“The federal government can, and must,
do a better job of shoring up our defenses
against the rising cybersecurity threats,”
said Sen. Rob Portman (R-OH),
chairman of the Senate Permanent
Subcommittee on Investigations.

IT infrastructure vulnerabilities at the Department of Health and Human Services, the Department of Housing and Urban Development, the Social Security Administration and five other government agencies has put the personal information of Americans at risk of identity theft, according to a new bipartisan report from the Senate Permanent Subcommittee on Investigations.

The cybersecurity failures have extended over the past two administrations, according to the report, published Tuesday by Sens. Rob Portman (R-OH) and Tom Carper (D-DE), the chairman and ranking member, respectively, of the subcommittee, which is a part of the Committee on Homeland Security and Governmental Affairs.

In 2017 alone, federal agencies reported 35,277 cyber incidents, Portman said.

“After a decade of negligence, our federal agencies have failed at implementing basic cybersecurity practices, leaving classified, personal, and sensitive information unsafe and vulnerable to theft,” he said. “The federal government can, and must, do a better job of shoring up our defenses against the rising cybersecurity threats.”

The subcommittee spent 10 months reviewing 10 years of inspectors general reports on compliance with federal information security standards for the aforementioned agencies as well as the Homeland Security, State, Transportation, Education and Agriculture departments.
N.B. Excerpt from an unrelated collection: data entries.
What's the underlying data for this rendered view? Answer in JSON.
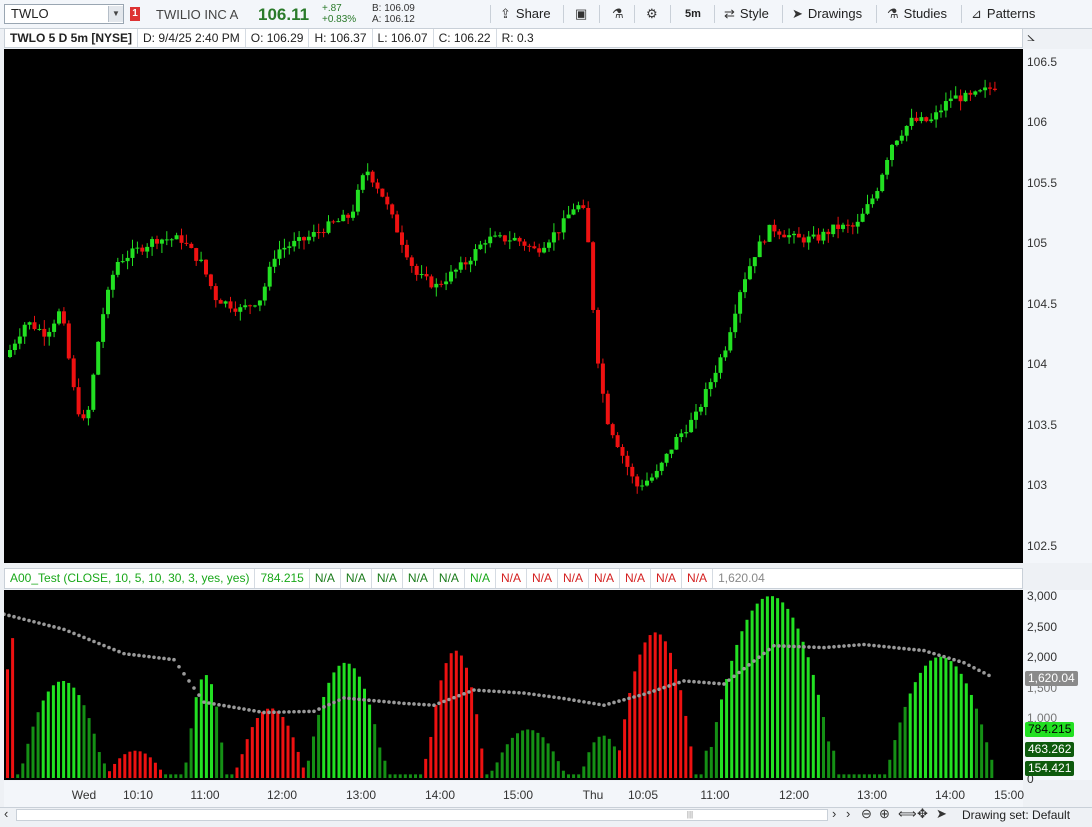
{
  "toolbar": {
    "symbol": "TWLO",
    "alert_count": "1",
    "company": "TWILIO INC A",
    "last": "106.11",
    "change": "+.87",
    "change_pct": "+0.83%",
    "bid": "B: 106.09",
    "ask": "A: 106.12",
    "share": "Share",
    "timeframe": "5m",
    "style": "Style",
    "drawings": "Drawings",
    "studies": "Studies",
    "patterns": "Patterns"
  },
  "header": {
    "symbol": "TWLO 5 D 5m [NYSE]",
    "date": "D: 9/4/25 2:40 PM",
    "open": "O: 106.29",
    "high": "H: 106.37",
    "low": "L: 106.07",
    "close": "C: 106.22",
    "range": "R: 0.3"
  },
  "price_axis": [
    "106.5",
    "106",
    "105.5",
    "105",
    "104.5",
    "104",
    "103.5",
    "103",
    "102.5"
  ],
  "study": {
    "name": "A00_Test (CLOSE, 10, 5, 10, 30, 3, yes, yes)",
    "value": "784.215",
    "na_green": [
      "N/A",
      "N/A",
      "N/A",
      "N/A",
      "N/A",
      "N/A"
    ],
    "na_red": [
      "N/A",
      "N/A",
      "N/A",
      "N/A",
      "N/A",
      "N/A",
      "N/A"
    ],
    "avg": "1,620.04",
    "axis": [
      "3,000",
      "2,500",
      "2,000",
      "1,500",
      "1,000",
      "500",
      "0"
    ],
    "bubbles": {
      "avg": "1,620.04",
      "main": "784.215",
      "mid": "463.262",
      "low": "154.421"
    }
  },
  "time_axis": [
    "Wed",
    "10:10",
    "11:00",
    "12:00",
    "13:00",
    "14:00",
    "15:00",
    "Thu",
    "10:05",
    "11:00",
    "12:00",
    "13:00",
    "14:00",
    "15:00"
  ],
  "bottom": {
    "drawing_set": "Drawing set: Default"
  },
  "colors": {
    "up": "#22e022",
    "down": "#ee1111",
    "bg": "#000000",
    "avg_line": "#9a9a9a"
  }
}
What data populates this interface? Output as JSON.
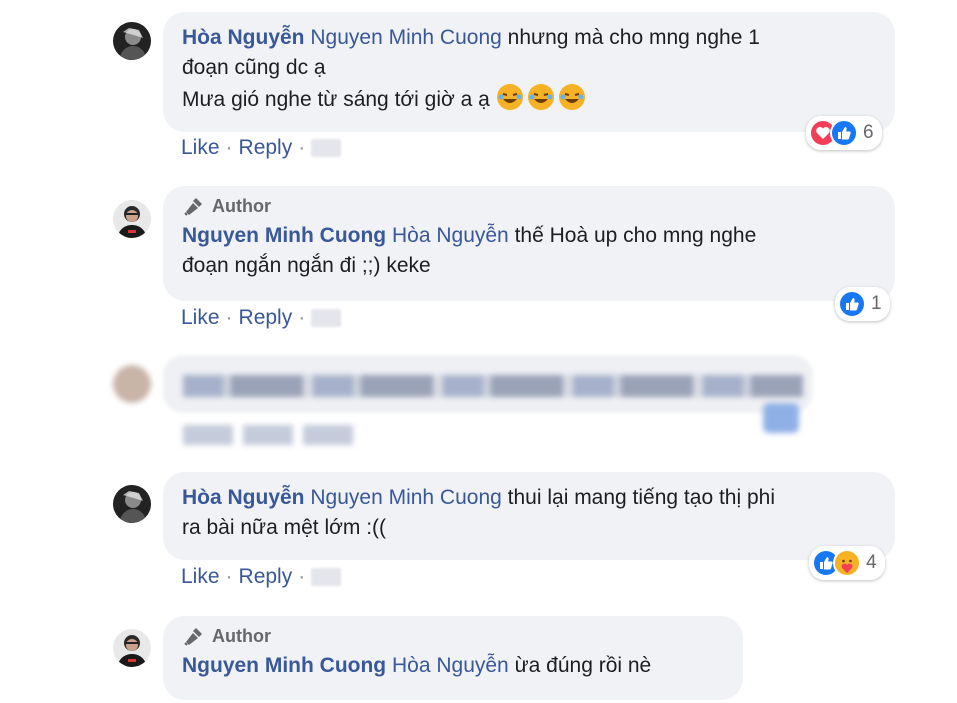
{
  "comments": [
    {
      "author": "Hòa Nguyễn",
      "tag": "Nguyen Minh Cuong",
      "text1": "nhưng mà cho mng nghe 1",
      "text2": "đoạn cũng dc ạ",
      "text3": "Mưa gió nghe từ sáng tới giờ a ạ",
      "emojis": [
        "rofl-emoji",
        "rofl-emoji",
        "rofl-emoji"
      ],
      "reactions": [
        "love",
        "like"
      ],
      "reaction_count": "6"
    },
    {
      "badge": "Author",
      "author": "Nguyen Minh Cuong",
      "tag": "Hòa Nguyễn",
      "text1": "thế Hoà up cho mng nghe",
      "text2": "đoạn ngắn ngắn đi ;;) keke",
      "reactions": [
        "like"
      ],
      "reaction_count": "1"
    },
    {
      "author": "Hòa Nguyễn",
      "tag": "Nguyen Minh Cuong",
      "text1": "thui lại mang tiếng tạo thị phi",
      "text2": "ra bài nữa mệt lớm :((",
      "reactions": [
        "like",
        "care"
      ],
      "reaction_count": "4"
    },
    {
      "badge": "Author",
      "author": "Nguyen Minh Cuong",
      "tag": "Hòa Nguyễn",
      "text1": "ừa đúng rồi nè"
    }
  ],
  "actions": {
    "like": "Like",
    "reply": "Reply",
    "sep": "·"
  },
  "colors": {
    "link": "#385898",
    "bubble": "#f0f2f5",
    "like": "#1877f2",
    "love": "#f33e58",
    "meta": "#65676b"
  }
}
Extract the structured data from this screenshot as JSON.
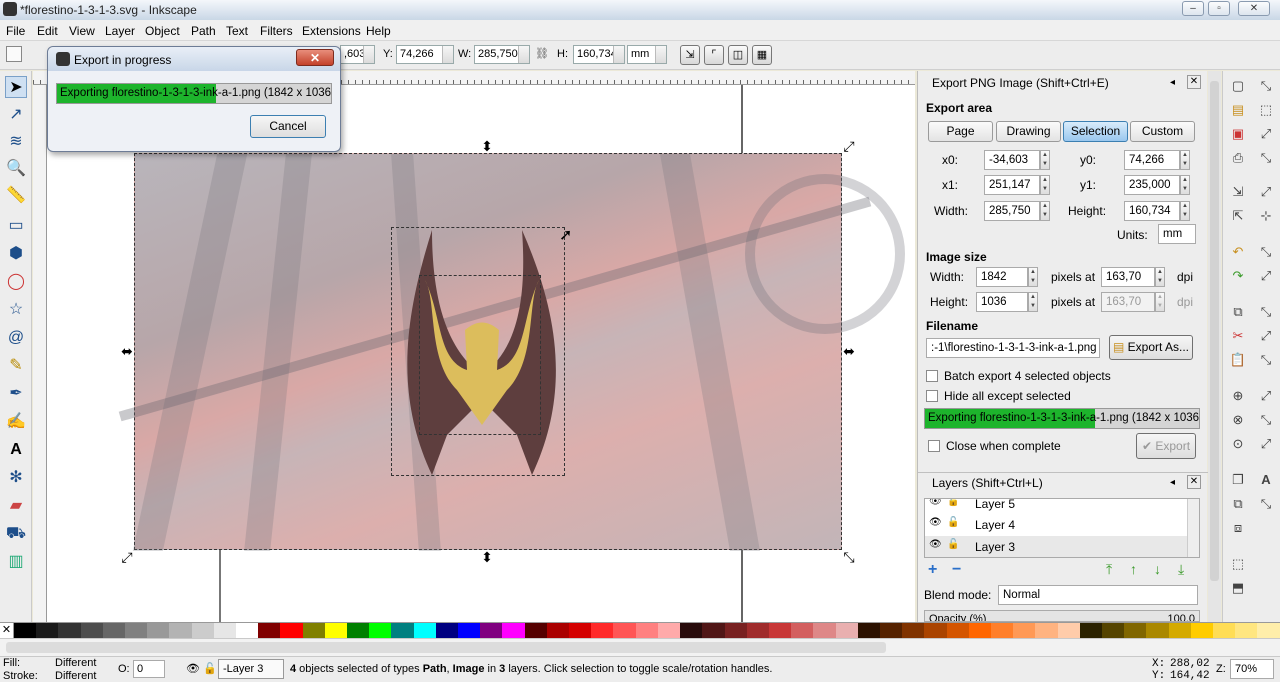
{
  "window": {
    "title": "*florestino-1-3-1-3.svg - Inkscape"
  },
  "menu": [
    "File",
    "Edit",
    "View",
    "Layer",
    "Object",
    "Path",
    "Text",
    "Filters",
    "Extensions",
    "Help"
  ],
  "toolctrl": {
    "x_value": ",603",
    "y_label": "Y:",
    "y_value": "74,266",
    "w_label": "W:",
    "w_value": "285,750",
    "h_label": "H:",
    "h_value": "160,734",
    "unit": "mm"
  },
  "progress_dialog": {
    "title": "Export in progress",
    "progress_text": "Exporting florestino-1-3-1-3-ink-a-1.png (1842 x 1036)",
    "progress_fraction": 0.58,
    "cancel": "Cancel"
  },
  "export_panel": {
    "title": "Export PNG Image (Shift+Ctrl+E)",
    "export_area": "Export area",
    "tabs": [
      "Page",
      "Drawing",
      "Selection",
      "Custom"
    ],
    "active_tab": "Selection",
    "x0_label": "x0:",
    "x0": "-34,603",
    "y0_label": "y0:",
    "y0": "74,266",
    "x1_label": "x1:",
    "x1": "251,147",
    "y1_label": "y1:",
    "y1": "235,000",
    "width_label": "Width:",
    "width": "285,750",
    "height_label": "Height:",
    "height": "160,734",
    "units_label": "Units:",
    "units": "mm",
    "image_size": "Image size",
    "img_width_label": "Width:",
    "img_width": "1842",
    "img_height_label": "Height:",
    "img_height": "1036",
    "pixels_at": "pixels at",
    "dpi1": "163,70",
    "dpi2": "163,70",
    "dpi_label": "dpi",
    "filename_label": "Filename",
    "filename": ":-1\\florestino-1-3-1-3-ink-a-1.png",
    "export_as": "Export As...",
    "batch": "Batch export 4 selected objects",
    "hide_all": "Hide all except selected",
    "progress_text": "Exporting florestino-1-3-1-3-ink-a-1.png (1842 x 1036)",
    "progress_fraction": 0.62,
    "close_when": "Close when complete",
    "export": "Export"
  },
  "layers_panel": {
    "title": "Layers (Shift+Ctrl+L)",
    "layers": [
      "Layer 5",
      "Layer 4",
      "Layer 3"
    ],
    "blend_label": "Blend mode:",
    "blend": "Normal",
    "opacity_label": "Opacity (%)",
    "opacity": "100,0"
  },
  "status": {
    "fill_label": "Fill:",
    "fill": "Different",
    "stroke_label": "Stroke:",
    "stroke": "Different",
    "o_label": "O:",
    "o_value": "0",
    "layer": "-Layer 3",
    "message_bold1": "4",
    "message_1": " objects selected of types ",
    "message_bold2": "Path",
    "message_2": ", ",
    "message_bold3": "Image",
    "message_3": " in ",
    "message_bold4": "3",
    "message_4": " layers. Click selection to toggle scale/rotation handles.",
    "x_label": "X:",
    "x": "288,02",
    "y_label": "Y:",
    "y": "164,42",
    "z_label": "Z:",
    "zoom": "70%"
  },
  "palette": [
    "#000000",
    "#1a1a1a",
    "#333333",
    "#4d4d4d",
    "#666666",
    "#808080",
    "#999999",
    "#b3b3b3",
    "#cccccc",
    "#e6e6e6",
    "#ffffff",
    "#800000",
    "#ff0000",
    "#808000",
    "#ffff00",
    "#008000",
    "#00ff00",
    "#008080",
    "#00ffff",
    "#000080",
    "#0000ff",
    "#800080",
    "#ff00ff",
    "#550000",
    "#aa0000",
    "#d40000",
    "#ff2a2a",
    "#ff5555",
    "#ff8080",
    "#ffaaaa",
    "#280b0b",
    "#501616",
    "#782121",
    "#a02c2c",
    "#c83737",
    "#d35f5f",
    "#de8787",
    "#e9afaf",
    "#2b1100",
    "#552200",
    "#803300",
    "#aa4400",
    "#d45500",
    "#ff6600",
    "#ff7f2a",
    "#ff9955",
    "#ffb380",
    "#ffccaa",
    "#2b2200",
    "#554400",
    "#806600",
    "#aa8800",
    "#d4aa00",
    "#ffcc00",
    "#ffdd55",
    "#ffe680",
    "#ffeeaa"
  ]
}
All but Homeland Security had been cited by the White House Office of Management and Budget as rating the lowest with regard to cybersecurity practices.

“While some federal agencies appear to have made progress in recent years, this report makes it clear that there is still much work to be done,” Carper said.

Among the report’s key findings: 

  • All eight agencies use legacy computer systems or applications that no longer are supported by the vendor with security updates, resulting in cyber vulnerabilities for the system or application.
  • The Department of Health and Human Services had long-standing cybersecurity weaknesses, including some identified almost a decade ago.   
  • The Social Security Administration had persistent cybersecurity issues, risking the exposure of the personal information of 60 million Americans who receive Social Security benefits.  
  • Seven of the eight federal agencies did not adequately protect personally identifiable information.
  • Six agencies did not install security patches and other vulnerability remediation actions in a timely manner.
  • Five agencies did not maintain accurate and comprehensive IT asset inventories.

Among the recommendations made in the report are that federal agencies fill chief information officer vacancies and other IT positions critical to their cybersecurity efforts; that the OMB consider re-establishing regular in-person reviews with agency leadership to focus on cybersecurity issues, and that all federal agencies include progress reports on cybersecurity audit remediation in their annual budget justification submissions to Congress.